Le taux de référence, qui reflète les coûts de financement externe des propriétaires, est tombé à 1,25 % en 2025. Pour 2026, des coûts de financement en légère baisse sont certes attendus, mais ils ne devraient pas suffire à faire passer le taux de référence à 1 %. Étant donné que les anticipations d’inflation sont également très faibles, à 0,35 %, on peut s’attendre, pour le parc existant, à une évolution latérale des loyers en 2026. Toutefois, comme les loyers des nouveaux contrats devraient continuer d’augmenter en raison de l’écart entre les loyers du marché et ceux du parc existant, il en résulte malgré tout une croissance modérée des loyers sur l’ensemble du parc.

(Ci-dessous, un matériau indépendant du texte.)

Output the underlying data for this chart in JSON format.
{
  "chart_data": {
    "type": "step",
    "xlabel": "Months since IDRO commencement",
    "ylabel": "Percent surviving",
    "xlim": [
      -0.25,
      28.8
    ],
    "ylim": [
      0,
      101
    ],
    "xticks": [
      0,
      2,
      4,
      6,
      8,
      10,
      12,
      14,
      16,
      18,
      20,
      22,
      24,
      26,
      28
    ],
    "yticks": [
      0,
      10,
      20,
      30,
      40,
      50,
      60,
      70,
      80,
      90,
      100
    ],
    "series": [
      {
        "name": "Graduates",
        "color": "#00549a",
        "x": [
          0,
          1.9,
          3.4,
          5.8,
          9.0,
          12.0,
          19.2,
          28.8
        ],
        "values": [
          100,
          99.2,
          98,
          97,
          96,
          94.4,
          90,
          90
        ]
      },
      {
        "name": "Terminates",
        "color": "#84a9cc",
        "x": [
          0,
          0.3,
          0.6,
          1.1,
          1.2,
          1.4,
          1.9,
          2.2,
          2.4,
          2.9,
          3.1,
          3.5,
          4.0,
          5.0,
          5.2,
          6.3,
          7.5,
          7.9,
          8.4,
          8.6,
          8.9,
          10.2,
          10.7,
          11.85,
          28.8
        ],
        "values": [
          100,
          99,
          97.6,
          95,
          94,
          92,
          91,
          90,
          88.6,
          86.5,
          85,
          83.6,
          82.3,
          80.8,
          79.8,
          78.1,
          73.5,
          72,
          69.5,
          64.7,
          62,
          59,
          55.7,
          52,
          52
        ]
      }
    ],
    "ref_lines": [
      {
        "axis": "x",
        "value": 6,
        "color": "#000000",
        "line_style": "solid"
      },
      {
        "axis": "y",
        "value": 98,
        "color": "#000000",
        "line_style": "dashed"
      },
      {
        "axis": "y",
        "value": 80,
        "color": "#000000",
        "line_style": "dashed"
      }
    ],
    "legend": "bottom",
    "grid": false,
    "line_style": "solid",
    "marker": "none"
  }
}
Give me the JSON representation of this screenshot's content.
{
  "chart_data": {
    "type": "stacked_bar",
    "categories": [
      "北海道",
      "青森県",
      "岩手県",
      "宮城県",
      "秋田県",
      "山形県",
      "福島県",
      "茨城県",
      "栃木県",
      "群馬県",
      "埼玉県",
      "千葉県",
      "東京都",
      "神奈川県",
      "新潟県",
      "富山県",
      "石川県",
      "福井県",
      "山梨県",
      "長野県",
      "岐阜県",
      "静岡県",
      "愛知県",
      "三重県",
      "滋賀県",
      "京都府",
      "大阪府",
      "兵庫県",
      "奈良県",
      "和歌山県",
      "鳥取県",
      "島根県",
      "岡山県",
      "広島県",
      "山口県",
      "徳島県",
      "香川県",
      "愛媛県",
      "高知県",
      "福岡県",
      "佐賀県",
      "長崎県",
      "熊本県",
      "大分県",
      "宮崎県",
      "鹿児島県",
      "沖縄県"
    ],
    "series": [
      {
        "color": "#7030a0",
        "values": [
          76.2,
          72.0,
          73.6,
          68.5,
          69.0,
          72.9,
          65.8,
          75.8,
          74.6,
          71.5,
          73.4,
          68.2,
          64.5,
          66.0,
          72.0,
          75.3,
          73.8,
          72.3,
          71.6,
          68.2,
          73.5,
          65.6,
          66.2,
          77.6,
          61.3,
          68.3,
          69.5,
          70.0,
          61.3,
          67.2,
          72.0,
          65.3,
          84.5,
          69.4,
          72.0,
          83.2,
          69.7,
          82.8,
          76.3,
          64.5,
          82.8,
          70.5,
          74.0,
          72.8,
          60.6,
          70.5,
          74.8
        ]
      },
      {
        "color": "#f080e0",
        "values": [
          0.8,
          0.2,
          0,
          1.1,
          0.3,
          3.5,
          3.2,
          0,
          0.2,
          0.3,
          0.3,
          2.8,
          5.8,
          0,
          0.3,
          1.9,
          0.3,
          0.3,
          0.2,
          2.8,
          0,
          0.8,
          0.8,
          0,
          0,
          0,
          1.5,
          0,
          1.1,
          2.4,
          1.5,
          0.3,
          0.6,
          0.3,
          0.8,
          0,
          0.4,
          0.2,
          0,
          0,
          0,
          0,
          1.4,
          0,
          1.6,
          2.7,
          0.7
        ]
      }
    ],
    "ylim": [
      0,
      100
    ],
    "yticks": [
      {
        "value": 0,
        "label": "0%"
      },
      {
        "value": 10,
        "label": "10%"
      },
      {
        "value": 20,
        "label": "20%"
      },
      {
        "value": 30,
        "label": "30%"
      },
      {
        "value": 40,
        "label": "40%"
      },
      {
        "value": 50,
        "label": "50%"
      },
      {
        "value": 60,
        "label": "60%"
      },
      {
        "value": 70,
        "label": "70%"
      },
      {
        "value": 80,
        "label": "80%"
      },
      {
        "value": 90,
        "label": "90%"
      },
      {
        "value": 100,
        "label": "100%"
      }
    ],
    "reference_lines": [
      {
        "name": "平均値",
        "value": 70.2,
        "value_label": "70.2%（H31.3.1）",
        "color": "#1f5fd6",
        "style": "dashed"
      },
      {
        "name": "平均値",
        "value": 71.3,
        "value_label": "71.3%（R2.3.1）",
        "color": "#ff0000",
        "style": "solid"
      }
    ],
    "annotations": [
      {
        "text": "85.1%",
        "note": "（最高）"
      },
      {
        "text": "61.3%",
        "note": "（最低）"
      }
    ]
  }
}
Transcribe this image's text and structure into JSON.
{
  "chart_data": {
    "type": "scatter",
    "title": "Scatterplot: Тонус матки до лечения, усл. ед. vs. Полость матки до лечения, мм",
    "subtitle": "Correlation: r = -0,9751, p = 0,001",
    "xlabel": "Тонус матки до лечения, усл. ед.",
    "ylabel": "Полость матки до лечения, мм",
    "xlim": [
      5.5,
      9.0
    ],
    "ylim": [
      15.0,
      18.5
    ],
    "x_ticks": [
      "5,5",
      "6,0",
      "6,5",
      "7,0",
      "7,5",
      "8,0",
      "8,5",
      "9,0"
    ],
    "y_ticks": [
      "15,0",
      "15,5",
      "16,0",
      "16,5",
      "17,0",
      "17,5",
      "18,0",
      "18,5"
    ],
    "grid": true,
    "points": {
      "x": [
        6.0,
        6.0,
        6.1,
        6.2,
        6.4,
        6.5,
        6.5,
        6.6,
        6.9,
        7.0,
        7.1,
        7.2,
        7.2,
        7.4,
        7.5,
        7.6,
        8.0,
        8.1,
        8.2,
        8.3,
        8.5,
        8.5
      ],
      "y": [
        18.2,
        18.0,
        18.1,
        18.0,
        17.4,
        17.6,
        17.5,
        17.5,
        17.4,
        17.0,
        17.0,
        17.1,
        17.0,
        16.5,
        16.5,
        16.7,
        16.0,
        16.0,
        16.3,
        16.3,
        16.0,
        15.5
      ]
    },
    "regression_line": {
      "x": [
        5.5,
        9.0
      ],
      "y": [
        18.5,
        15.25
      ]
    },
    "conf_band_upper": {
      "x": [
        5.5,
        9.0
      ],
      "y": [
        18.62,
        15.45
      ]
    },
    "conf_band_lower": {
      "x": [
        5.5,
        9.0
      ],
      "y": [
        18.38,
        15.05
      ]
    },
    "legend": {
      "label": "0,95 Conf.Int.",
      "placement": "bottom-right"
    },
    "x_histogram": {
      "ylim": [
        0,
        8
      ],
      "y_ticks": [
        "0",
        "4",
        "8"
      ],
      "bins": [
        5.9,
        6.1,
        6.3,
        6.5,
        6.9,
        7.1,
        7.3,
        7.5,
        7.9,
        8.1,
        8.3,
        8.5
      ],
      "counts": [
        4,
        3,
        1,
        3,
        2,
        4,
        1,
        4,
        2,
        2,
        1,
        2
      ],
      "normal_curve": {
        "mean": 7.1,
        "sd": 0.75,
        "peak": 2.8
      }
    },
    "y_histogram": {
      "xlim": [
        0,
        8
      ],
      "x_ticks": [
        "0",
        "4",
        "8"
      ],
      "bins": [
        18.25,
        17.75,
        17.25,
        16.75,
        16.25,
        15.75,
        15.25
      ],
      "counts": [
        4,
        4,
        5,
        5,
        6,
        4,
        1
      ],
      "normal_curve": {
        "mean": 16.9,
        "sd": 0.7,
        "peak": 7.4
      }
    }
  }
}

La situation est différente pour la propriété du logement, où la baisse des taux d’intérêt entraîne également une diminution des coûts d’usage.
La hausse attendue des loyers sur le marché en 2025 s’explique également par la très faible croissance prévue du parc de logements. Une lueur d’espoir se profile avec la hausse des autorisations de construire depuis 2024, et plus encore celle des demandes de permis, ce qui laisse entrevoir un renforcement de la croissance à partir de 2027. Pour 2026, cependant, aucun signe d’assouplissement n’est en vue sur le marché du logement. Même à long terme, la croissance du parc de logements ne devrait pas suivre celle des ménages, compte tenu de la tendance actuelle à la densification dans la construction.